Achilles Hua é muito querido por seus amigos que admiram seus profundos conhecimentos sobre cinema, música e... futebol. Na foto acima ele está ao lado daqueles com quem poderia ter formado uma grande linha média do São Paulo Futebol Clube: Achilles Hua, Jader Jesus Donato e Clóvis Ribeiro. Na foto abaixo Achilles faz um dueto com Laudney Mioli, com quem é capaz de passar horas falando de música brasileira dos bons tempos, as quais cantam afinadamente.





8 comentários:

  1. Olá, parceiro, estou de volta, pronto para trocar comentários e seguir suas postagens. Fico feliz em ver que seu blog continua a todo vapor.
    Cumprimentos cinéfilos!

    O Falcão Maltês

    ResponderExcluir
  2. Será que o amigo Achilles Hua aderiu a esta "modernidade" chamada internet !! Estou aguardando um contato !!
    Abraços !!

    ResponderExcluir
    Respostas
    1. Com a ajuda da digníssima o Achilles dá suas tímidas navegadas. E gostou de ver seu 'Urquinha' na web.

      Excluir
  3. Belas lembranças de uma infância feliz e cultural, ligada fortemente ao cinema. Invariavelmente, quem o teve(o cinema) como uma fonte constante de diversão, é levado por ele
    a um futuro adulto responsável, produtivo e terá para sempre na sua memória, estas recordações mágicas e indeleveis. Aí está a magia do cinema.
    Pena que não alcancei na minha região(Piauí), os famosos matinês e seriados; com certeza fomos menos felizes. Parabéns por esta crônica, parece que aquele menino era eu.
    Joailton.

    ResponderExcluir
  4. Olá, Darci!
    Uma matéria bastante agradável de se ler, sobre alguém que viveu uma época que dá gosto recordar.
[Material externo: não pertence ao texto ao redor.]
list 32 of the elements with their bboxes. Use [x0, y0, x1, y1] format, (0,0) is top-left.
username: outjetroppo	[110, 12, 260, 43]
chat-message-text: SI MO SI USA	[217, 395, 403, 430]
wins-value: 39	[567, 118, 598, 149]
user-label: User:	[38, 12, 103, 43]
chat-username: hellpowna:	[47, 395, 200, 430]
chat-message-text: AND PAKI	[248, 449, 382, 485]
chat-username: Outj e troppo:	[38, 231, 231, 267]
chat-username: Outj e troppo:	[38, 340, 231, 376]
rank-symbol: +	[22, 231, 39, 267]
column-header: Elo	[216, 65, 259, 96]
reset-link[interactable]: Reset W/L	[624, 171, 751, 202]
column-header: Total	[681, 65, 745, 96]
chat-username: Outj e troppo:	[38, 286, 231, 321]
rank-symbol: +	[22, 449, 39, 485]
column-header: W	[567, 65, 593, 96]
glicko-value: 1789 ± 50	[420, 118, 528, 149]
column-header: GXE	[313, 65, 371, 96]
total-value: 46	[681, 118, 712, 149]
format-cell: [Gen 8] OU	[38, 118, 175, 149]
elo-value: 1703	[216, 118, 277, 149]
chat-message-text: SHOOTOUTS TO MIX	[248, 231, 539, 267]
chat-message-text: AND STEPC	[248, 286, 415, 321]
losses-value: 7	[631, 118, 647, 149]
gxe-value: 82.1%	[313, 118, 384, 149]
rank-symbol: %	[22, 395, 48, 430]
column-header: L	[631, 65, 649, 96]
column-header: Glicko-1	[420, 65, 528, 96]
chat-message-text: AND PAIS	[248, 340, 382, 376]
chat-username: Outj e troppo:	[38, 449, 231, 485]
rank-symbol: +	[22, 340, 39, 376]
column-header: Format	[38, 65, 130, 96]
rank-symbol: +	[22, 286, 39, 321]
Como o cinema fazia diferença. Realmente a cena em que os Harmonica Rascals vão se juntando a Borrah Minevitch tocando "Always in My Heart" é daquelas antológicas. Curiosamente Jo Graham dirigiu apenas 4 filmes e certamente este é o melhor. Eis a verdadeira essência da infância.
    Um abraço!

    ResponderExcluir
  5. Eu gostaria muito de entrar em contato com o Dr. Acchiles Hua. Fomos colegas na Polícia Militar e contemporâneos na Faculdade de Direito da Universidade de São Paulo. Infelizmente perdemos o contato. Estou no WhatsApp (11) 99742-1098. Meu nome: Eraldo Bartolomeu Cidreira Rebouças.

    ResponderExcluir
  6. Olá, Eraldo, vou providenciar seu contato com o amigo Achilles. Um abraço.